When he was studying medicine, the tools for investigating the underlying molecular mechanisms of a specific patient’s disease did not yet exist. If a patient had a tumor, for instance, doctors would use medical imaging such as X-ray or computed tomography (CT) to determine whether surgery could extract the mass.
“If the tumor was not resectable because it was too big or touching essential organs, then you try to decrease its size by chemotherapy or radiation… which are like shooting a fly with a cannon,” he said. “They are not discriminating between healthy tissue and sick tissue.”
In the early 2000s, the first human genome sequences were published in nearly complete draft form, which marked the beginning of a new era in medicine. In the twenty years that have passed since that pivotal discovery, researchers have made enormous progress in leveraging that knowledge of our genetic makeup towards improving the precision and personalization of medicine.

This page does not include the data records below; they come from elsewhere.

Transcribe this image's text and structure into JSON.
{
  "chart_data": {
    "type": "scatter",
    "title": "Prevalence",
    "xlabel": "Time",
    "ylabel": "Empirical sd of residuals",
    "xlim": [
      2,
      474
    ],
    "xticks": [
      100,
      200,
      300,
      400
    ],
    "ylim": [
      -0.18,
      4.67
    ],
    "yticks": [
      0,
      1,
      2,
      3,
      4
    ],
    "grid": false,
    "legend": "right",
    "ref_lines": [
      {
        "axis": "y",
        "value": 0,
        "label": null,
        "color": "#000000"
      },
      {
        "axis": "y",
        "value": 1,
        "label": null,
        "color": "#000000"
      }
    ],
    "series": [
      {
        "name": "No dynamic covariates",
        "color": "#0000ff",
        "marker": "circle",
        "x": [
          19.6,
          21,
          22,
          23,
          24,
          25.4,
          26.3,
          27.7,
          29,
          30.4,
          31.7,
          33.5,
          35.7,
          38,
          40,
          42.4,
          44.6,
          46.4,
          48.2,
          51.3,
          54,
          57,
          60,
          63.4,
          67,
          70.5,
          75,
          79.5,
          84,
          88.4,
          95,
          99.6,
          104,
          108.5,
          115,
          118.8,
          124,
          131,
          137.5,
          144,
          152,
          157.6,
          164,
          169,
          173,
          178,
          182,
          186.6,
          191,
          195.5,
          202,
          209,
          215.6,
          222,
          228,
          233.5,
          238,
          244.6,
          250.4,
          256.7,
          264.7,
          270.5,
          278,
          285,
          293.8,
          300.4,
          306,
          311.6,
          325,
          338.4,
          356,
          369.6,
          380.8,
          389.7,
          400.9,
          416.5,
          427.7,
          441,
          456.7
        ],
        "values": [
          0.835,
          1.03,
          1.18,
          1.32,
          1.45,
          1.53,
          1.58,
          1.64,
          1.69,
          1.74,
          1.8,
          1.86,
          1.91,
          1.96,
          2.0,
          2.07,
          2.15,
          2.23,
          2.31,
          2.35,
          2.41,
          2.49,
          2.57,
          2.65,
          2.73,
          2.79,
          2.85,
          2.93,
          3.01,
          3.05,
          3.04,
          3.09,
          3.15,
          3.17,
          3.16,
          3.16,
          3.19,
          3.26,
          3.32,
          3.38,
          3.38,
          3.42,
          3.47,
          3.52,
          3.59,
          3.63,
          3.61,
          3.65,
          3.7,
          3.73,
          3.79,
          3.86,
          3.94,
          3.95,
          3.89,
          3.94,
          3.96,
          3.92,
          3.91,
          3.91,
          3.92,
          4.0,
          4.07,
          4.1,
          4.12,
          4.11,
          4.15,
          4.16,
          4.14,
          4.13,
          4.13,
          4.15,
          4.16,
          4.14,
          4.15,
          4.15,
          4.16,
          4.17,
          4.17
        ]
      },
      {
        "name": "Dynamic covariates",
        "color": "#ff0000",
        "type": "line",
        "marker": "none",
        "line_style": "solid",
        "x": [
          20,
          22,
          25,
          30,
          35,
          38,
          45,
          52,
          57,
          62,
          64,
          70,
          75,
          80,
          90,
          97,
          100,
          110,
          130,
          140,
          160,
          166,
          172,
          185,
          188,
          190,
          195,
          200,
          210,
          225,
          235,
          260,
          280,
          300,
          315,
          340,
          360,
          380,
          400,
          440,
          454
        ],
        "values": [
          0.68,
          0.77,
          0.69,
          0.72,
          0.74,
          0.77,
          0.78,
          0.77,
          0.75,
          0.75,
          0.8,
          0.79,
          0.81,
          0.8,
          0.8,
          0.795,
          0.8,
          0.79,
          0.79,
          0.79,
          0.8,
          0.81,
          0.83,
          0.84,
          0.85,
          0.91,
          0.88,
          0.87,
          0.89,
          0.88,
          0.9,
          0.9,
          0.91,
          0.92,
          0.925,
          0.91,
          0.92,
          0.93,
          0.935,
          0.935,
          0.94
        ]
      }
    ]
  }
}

Many patients with cancer today are no longer subjected to a one-size-fits-all treatment regimen that comes with adverse side effects and damage to healthy tissue. Instead, tumor sequencing performs analysis at the molecular level in order to identify genetic mutations that drive their particular disease. By knowing the underlying mechanism, the cancer can then be treated with targeted therapies that often work more efficiently and with less side effects than chemotherapy and radiation therapy.

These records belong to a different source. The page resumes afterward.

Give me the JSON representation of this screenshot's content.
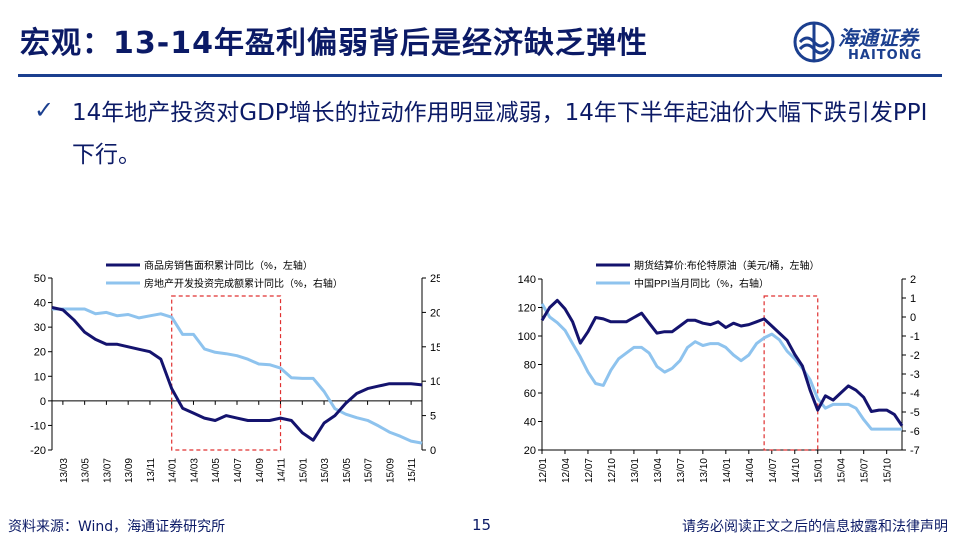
{
  "header": {
    "title": "宏观：13-14年盈利偏弱背后是经济缺乏弹性",
    "logo_cn": "海通证券",
    "logo_en": "HAITONG"
  },
  "bullet": {
    "mark": "✓",
    "text": "14年地产投资对GDP增长的拉动作用明显减弱，14年下半年起油价大幅下跌引发PPI下行。"
  },
  "footer": {
    "source": "资料来源：Wind，海通证券研究所",
    "page": "15",
    "disclaimer": "请务必阅读正文之后的信息披露和法律声明"
  },
  "colors": {
    "dark_series": "#14136e",
    "light_series": "#8ec3ee",
    "highlight": "#e03030",
    "title": "#0b1a66"
  },
  "chart_data": [
    {
      "type": "line",
      "legend_position": "top",
      "x_ticks": [
        "13/03",
        "13/05",
        "13/07",
        "13/09",
        "13/11",
        "14/01",
        "14/03",
        "14/05",
        "14/07",
        "14/09",
        "14/11",
        "15/01",
        "15/03",
        "15/05",
        "15/07",
        "15/09",
        "15/11"
      ],
      "left_axis": {
        "range": [
          -20,
          50
        ],
        "ticks": [
          "50",
          "40",
          "30",
          "20",
          "10",
          "0",
          "-10",
          "-20"
        ]
      },
      "right_axis": {
        "range": [
          0,
          25
        ],
        "ticks": [
          "25",
          "20",
          "15",
          "10",
          "5",
          "0"
        ]
      },
      "highlight_range": [
        "14/01",
        "14/11"
      ],
      "series": [
        {
          "name": "商品房销售面积累计同比（%，左轴）",
          "axis": "left",
          "x": [
            "13/02",
            "13/03",
            "13/04",
            "13/05",
            "13/06",
            "13/07",
            "13/08",
            "13/09",
            "13/10",
            "13/11",
            "13/12",
            "14/01",
            "14/02",
            "14/03",
            "14/04",
            "14/05",
            "14/06",
            "14/07",
            "14/08",
            "14/09",
            "14/10",
            "14/11",
            "14/12",
            "15/01",
            "15/02",
            "15/03",
            "15/04",
            "15/05",
            "15/06",
            "15/07",
            "15/08",
            "15/09",
            "15/10",
            "15/11",
            "15/12"
          ],
          "values": [
            38,
            37,
            33,
            28,
            25,
            23,
            23,
            22,
            21,
            20,
            17,
            5,
            -3,
            -5,
            -7,
            -8,
            -6,
            -7,
            -8,
            -8,
            -8,
            -7,
            -8,
            -13,
            -16,
            -9,
            -6,
            -1,
            3,
            5,
            6,
            7,
            7,
            7,
            6.5
          ]
        },
        {
          "name": "房地产开发投资完成额累计同比（%，右轴）",
          "axis": "right",
          "x": [
            "13/02",
            "13/03",
            "13/04",
            "13/05",
            "13/06",
            "13/07",
            "13/08",
            "13/09",
            "13/10",
            "13/11",
            "13/12",
            "14/01",
            "14/02",
            "14/03",
            "14/04",
            "14/05",
            "14/06",
            "14/07",
            "14/08",
            "14/09",
            "14/10",
            "14/11",
            "14/12",
            "15/01",
            "15/02",
            "15/03",
            "15/04",
            "15/05",
            "15/06",
            "15/07",
            "15/08",
            "15/09",
            "15/10",
            "15/11",
            "15/12"
          ],
          "values": [
            20.5,
            20.5,
            20.5,
            20.5,
            19.8,
            20,
            19.5,
            19.7,
            19.2,
            19.5,
            19.8,
            19.3,
            16.8,
            16.8,
            14.7,
            14.2,
            14,
            13.7,
            13.2,
            12.5,
            12.4,
            11.9,
            10.5,
            10.4,
            10.4,
            8.5,
            6.0,
            5.2,
            4.7,
            4.3,
            3.5,
            2.6,
            2.0,
            1.3,
            1.0
          ]
        }
      ]
    },
    {
      "type": "line",
      "legend_position": "top",
      "x_ticks": [
        "12/01",
        "12/04",
        "12/07",
        "12/10",
        "13/01",
        "13/04",
        "13/07",
        "13/10",
        "14/01",
        "14/04",
        "14/07",
        "14/10",
        "15/01",
        "15/04",
        "15/07",
        "15/10"
      ],
      "left_axis": {
        "range": [
          20,
          140
        ],
        "ticks": [
          "140",
          "120",
          "100",
          "80",
          "60",
          "40",
          "20"
        ]
      },
      "right_axis": {
        "range": [
          -7,
          2
        ],
        "ticks": [
          "2",
          "1",
          "0",
          "-1",
          "-2",
          "-3",
          "-4",
          "-5",
          "-6",
          "-7"
        ]
      },
      "highlight_range": [
        "14/06",
        "15/01"
      ],
      "series": [
        {
          "name": "期货结算价:布伦特原油（美元/桶，左轴）",
          "axis": "left",
          "x": [
            "12/01",
            "12/02",
            "12/03",
            "12/04",
            "12/05",
            "12/06",
            "12/07",
            "12/08",
            "12/09",
            "12/10",
            "12/11",
            "12/12",
            "13/01",
            "13/02",
            "13/03",
            "13/04",
            "13/05",
            "13/06",
            "13/07",
            "13/08",
            "13/09",
            "13/10",
            "13/11",
            "13/12",
            "14/01",
            "14/02",
            "14/03",
            "14/04",
            "14/05",
            "14/06",
            "14/07",
            "14/08",
            "14/09",
            "14/10",
            "14/11",
            "14/12",
            "15/01",
            "15/02",
            "15/03",
            "15/04",
            "15/05",
            "15/06",
            "15/07",
            "15/08",
            "15/09",
            "15/10",
            "15/11",
            "15/12"
          ],
          "values": [
            111,
            120,
            125,
            119,
            110,
            95,
            103,
            113,
            112,
            110,
            110,
            110,
            113,
            116,
            109,
            102,
            103,
            103,
            107,
            111,
            111,
            109,
            108,
            110,
            106,
            109,
            107,
            108,
            110,
            112,
            107,
            102,
            97,
            87,
            79,
            62,
            48,
            58,
            55,
            60,
            65,
            62,
            57,
            47,
            48,
            48,
            45,
            37
          ]
        },
        {
          "name": "中国PPI当月同比（%，右轴）",
          "axis": "right",
          "x": [
            "12/01",
            "12/02",
            "12/03",
            "12/04",
            "12/05",
            "12/06",
            "12/07",
            "12/08",
            "12/09",
            "12/10",
            "12/11",
            "12/12",
            "13/01",
            "13/02",
            "13/03",
            "13/04",
            "13/05",
            "13/06",
            "13/07",
            "13/08",
            "13/09",
            "13/10",
            "13/11",
            "13/12",
            "14/01",
            "14/02",
            "14/03",
            "14/04",
            "14/05",
            "14/06",
            "14/07",
            "14/08",
            "14/09",
            "14/10",
            "14/11",
            "14/12",
            "15/01",
            "15/02",
            "15/03",
            "15/04",
            "15/05",
            "15/06",
            "15/07",
            "15/08",
            "15/09",
            "15/10",
            "15/11",
            "15/12"
          ],
          "values": [
            0.7,
            0,
            -0.3,
            -0.7,
            -1.4,
            -2.1,
            -2.9,
            -3.5,
            -3.6,
            -2.8,
            -2.2,
            -1.9,
            -1.6,
            -1.6,
            -1.9,
            -2.6,
            -2.9,
            -2.7,
            -2.3,
            -1.6,
            -1.3,
            -1.5,
            -1.4,
            -1.4,
            -1.6,
            -2.0,
            -2.3,
            -2.0,
            -1.4,
            -1.1,
            -0.9,
            -1.2,
            -1.8,
            -2.2,
            -2.7,
            -3.3,
            -4.3,
            -4.8,
            -4.6,
            -4.6,
            -4.6,
            -4.8,
            -5.4,
            -5.9,
            -5.9,
            -5.9,
            -5.9,
            -5.9
          ]
        }
      ]
    }
  ]
}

“With the new revolution of personalised medicine, we are going to change dramatically the basic three fundamental definitions upon which medicine is standing: disease, patient, and treatment,” he said.
In other words, with the refinement of genome editing techniques like CRISPR/Cas9, the disease might be found in the sperm or egg through genetic screening and edited out before it can even manifest in a human being. Such advances would represent a complete paradigm shift for medicine that has the potential to eliminate the burden of disease and extend the human lifespan to its limits.
Improving the Precision of Pharmaceuticals with Light
Feringa took less of a big-picture approach to his Agora Talk and focused on one particular aspect of precision medicine, a budding field known as photopharmacology. Pharmaceutical development has gone through various stages throughout history, from drugs being discovered purely by accident to high-throughput screening of small molecule compounds. Today, the more sophisticated approach involves looking at the genome to find specific disease targets where naturally occurring or man-made molecules can interfere.
However, he believes that researchers in the field can go a step further by incorporating light-dependent controls into pharmaceuticals in order to boost their precision.
“Photopharmacology is a development that you see now around the world of people building light switches into the molecule,” said Feringa, who received the 2016 Nobel Prize in Chemistry for the design and synthesis of molecular machines. “You switch your computer on and off, and you switch your smartphone on and off. Here you take advantage of new developments in physics, chemistry, and molecular biology to switch on the activity of a drug on the spot.”
These smart pharmaceuticals, as he calls them, would add a level of spatiotemporal specificity to treatment with drugs that does not currently exist. Two main areas of application include photocontrolled antibiotics and precision chemotherapy. For example, take the situation of a patient given a broad-spectrum antibiotic modified with a light-dependent molecular switch. Exposure to light would activate the antibiotic only in the part of the body with the infection, and only for a controlled amount of time, which prevents resistance build-up. Or imagine an photocontrollable anti-tumor drug that is given to a patient. Doctors would only illuminate the cancer tissue to switch on the drug, while healthy tissue is kept in the dark and spared.